Форма этого прибора так изменилась после первых образцов 1936 года, что я его просто не узнал. Вначале мне пришло в голову, что плоская темная плита в моей комнате явлется неким странным произведением искусства. Но потом из-за ее плоской формы я решил, что она предназначена для хранения рубашек ночью, чтоб не мялись, ведь в современном мире многое оказалось весьма непривычным вследствие новых открытий или же склонности к извращенному оформительству. К примеру, считается приличным вместо ванной комнаты встраивать постояльцу прямо в спальню какой-то сложный рукомойник, вдобавок ванна отсутствует, а душ в стеклянной кабине располагается почти что в жилом помещении. На протяжении многих недель я видел в этом признак непритязательности, даже бедности моего жилища, пока не узнал, что в нынешних архитектурных кругах это считается изобретательным и даже прогрессивным решением. Так что потребовалось особое стечение обстоятельств, чтобы привлечь мое внимание к телевизионному аппарату.

Я забыл повесить табличку на дверь комнаты, и потому уборщица вошла ко мне в тот момент, когда я как раз подравнивал около рукомойника усы. Я изумленно обернулся, а она извинилась, добавив, что вернется позже, но на выходе заметила рубашку, висящую поверх аппарата.

– С телевизором что-то не так? – спросила она и, прежде чем я успел ответить, взяла какую-то коробочку и включила аппарат.

На нем сразу возникла картинка, которую она множество раз поменяла, нажимая на кнопки коробочки.

– Все в порядке, – довольно объявила она, – а я уж думала…

И исчезла, разбудив мое любопытство.

Я осторожно снял рубашку с аппарата и потянулся за коробочкой.

Так вот какой он, современный телевизор. Черный, никаких ручек, ни кнопок – ничего. Я взял коробочку и недолго думая нажал на единицу. Аппарат заработал. Результат меня разочаровал.

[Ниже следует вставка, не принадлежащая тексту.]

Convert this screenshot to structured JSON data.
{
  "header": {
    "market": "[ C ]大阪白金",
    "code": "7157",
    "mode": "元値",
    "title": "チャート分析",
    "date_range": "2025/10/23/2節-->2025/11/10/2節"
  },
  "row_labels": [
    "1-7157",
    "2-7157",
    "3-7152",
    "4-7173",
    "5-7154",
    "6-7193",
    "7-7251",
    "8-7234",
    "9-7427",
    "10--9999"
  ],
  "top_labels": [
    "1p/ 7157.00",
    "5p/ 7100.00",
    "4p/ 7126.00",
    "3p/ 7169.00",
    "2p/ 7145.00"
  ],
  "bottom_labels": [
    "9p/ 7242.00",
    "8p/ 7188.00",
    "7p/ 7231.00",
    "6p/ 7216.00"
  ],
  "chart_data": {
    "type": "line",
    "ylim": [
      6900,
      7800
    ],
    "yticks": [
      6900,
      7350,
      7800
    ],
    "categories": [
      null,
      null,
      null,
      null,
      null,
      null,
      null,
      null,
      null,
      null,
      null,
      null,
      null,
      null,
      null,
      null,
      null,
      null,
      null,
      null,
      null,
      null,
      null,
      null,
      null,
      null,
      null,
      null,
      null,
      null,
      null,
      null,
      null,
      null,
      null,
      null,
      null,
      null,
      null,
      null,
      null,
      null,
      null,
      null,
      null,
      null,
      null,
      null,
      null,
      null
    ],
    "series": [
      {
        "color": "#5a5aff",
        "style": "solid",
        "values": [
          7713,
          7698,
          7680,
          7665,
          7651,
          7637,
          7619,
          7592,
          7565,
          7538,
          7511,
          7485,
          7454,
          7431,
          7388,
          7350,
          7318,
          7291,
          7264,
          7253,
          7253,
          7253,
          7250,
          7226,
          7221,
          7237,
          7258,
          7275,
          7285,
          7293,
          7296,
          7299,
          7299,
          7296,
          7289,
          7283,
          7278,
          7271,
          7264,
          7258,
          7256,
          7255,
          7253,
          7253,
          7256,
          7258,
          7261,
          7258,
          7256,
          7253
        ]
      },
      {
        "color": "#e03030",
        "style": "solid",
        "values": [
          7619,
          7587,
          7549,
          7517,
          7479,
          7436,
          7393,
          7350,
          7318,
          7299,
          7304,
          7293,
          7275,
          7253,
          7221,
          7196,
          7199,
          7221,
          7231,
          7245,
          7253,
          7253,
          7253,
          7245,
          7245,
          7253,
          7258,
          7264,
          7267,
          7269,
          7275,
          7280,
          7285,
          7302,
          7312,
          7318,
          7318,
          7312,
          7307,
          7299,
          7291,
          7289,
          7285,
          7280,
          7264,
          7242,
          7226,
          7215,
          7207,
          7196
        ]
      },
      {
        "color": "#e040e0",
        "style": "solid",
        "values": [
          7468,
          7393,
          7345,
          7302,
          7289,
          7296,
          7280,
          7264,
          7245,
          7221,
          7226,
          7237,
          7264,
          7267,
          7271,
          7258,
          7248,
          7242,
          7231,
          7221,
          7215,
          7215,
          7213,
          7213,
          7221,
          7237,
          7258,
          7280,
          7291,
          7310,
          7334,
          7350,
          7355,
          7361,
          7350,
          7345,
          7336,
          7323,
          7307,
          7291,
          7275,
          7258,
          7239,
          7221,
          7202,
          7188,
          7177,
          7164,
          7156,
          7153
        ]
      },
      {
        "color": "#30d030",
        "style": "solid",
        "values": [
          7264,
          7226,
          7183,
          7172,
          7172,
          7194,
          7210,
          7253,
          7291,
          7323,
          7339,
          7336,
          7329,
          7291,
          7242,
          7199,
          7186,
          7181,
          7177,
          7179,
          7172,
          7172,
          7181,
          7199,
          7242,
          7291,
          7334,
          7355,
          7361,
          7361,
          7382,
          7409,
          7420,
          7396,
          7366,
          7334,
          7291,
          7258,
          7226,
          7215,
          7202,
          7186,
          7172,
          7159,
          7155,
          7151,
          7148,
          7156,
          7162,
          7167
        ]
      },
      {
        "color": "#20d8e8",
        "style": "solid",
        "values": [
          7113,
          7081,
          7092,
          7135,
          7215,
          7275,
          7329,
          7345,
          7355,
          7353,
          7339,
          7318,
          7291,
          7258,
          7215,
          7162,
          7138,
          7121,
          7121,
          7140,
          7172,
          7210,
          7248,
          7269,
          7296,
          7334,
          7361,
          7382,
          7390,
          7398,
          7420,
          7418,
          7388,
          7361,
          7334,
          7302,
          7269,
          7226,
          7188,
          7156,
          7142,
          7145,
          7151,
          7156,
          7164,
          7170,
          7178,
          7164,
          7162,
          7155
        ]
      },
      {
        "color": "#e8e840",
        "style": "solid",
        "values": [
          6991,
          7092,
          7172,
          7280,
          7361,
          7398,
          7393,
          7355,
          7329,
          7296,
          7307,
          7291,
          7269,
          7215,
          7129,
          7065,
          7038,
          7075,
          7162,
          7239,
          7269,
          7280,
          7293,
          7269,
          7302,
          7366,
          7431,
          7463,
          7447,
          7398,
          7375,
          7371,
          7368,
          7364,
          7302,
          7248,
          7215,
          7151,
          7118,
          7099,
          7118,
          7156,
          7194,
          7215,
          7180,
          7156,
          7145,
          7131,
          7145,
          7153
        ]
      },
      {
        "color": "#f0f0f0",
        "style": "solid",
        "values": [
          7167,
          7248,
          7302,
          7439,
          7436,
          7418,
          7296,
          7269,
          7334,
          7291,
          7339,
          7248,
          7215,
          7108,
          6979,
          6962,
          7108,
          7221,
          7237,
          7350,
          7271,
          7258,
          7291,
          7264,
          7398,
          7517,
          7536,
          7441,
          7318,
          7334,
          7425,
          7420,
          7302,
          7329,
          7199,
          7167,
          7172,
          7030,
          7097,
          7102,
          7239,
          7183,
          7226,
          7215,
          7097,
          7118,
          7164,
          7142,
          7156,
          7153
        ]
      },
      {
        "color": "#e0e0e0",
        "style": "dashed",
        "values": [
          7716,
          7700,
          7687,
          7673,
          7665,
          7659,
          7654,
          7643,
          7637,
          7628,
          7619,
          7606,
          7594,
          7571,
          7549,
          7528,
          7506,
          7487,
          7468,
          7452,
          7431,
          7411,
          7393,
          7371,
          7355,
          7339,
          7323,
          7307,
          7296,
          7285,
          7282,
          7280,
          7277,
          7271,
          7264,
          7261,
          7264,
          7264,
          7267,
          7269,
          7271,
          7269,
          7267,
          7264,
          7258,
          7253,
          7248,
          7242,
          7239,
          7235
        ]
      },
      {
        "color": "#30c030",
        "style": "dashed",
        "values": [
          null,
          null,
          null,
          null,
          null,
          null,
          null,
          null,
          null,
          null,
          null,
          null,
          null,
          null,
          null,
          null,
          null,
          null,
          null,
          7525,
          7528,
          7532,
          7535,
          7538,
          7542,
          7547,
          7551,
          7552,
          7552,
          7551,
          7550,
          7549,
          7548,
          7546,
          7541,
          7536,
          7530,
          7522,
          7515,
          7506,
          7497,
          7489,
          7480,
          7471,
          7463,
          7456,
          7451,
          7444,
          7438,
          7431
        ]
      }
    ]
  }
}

Я увидел повара, который мелко рубил овощи. Я не мог поверить своим глазам: столь прогрессивная техника была разработана и использована, лишь чтобы показать смехотворного повара? Хорошо, пусть Олимпийские игры проходят не каждый год и не в любое время дня, но должно же где-то в Германии или во всем мире происходить нечто более значительное, чем этот повар! Тут на экране появилась женщина, которая восторженно стала разговаривать с поваром о его нарезке. У меня рот так и открылся. Провидение дало немецкому народу такую великолепную, грандиозную возможность пропаганды, а ее растрачивают на производство луковых колечек. Я пришел в такую ярость, что был готов тут же выбросить телевизор в окно, но потом заметил, что на коробочке гораздо больше кнопок, чем требуется лишь для включения и выключения. Я нажал на кнопку с номером два, и повар сразу пропал, чтобы уступить место другому повару, который с гордостью объяснял разницу между двумя сортами свеклы. Рядом стояла, поражаясь мудрости этой свекольной головы, такая же чудная ворона, как и у первого. Я раздраженно нажал на тройку. Нет, не так представлял я себе новый, современный мир.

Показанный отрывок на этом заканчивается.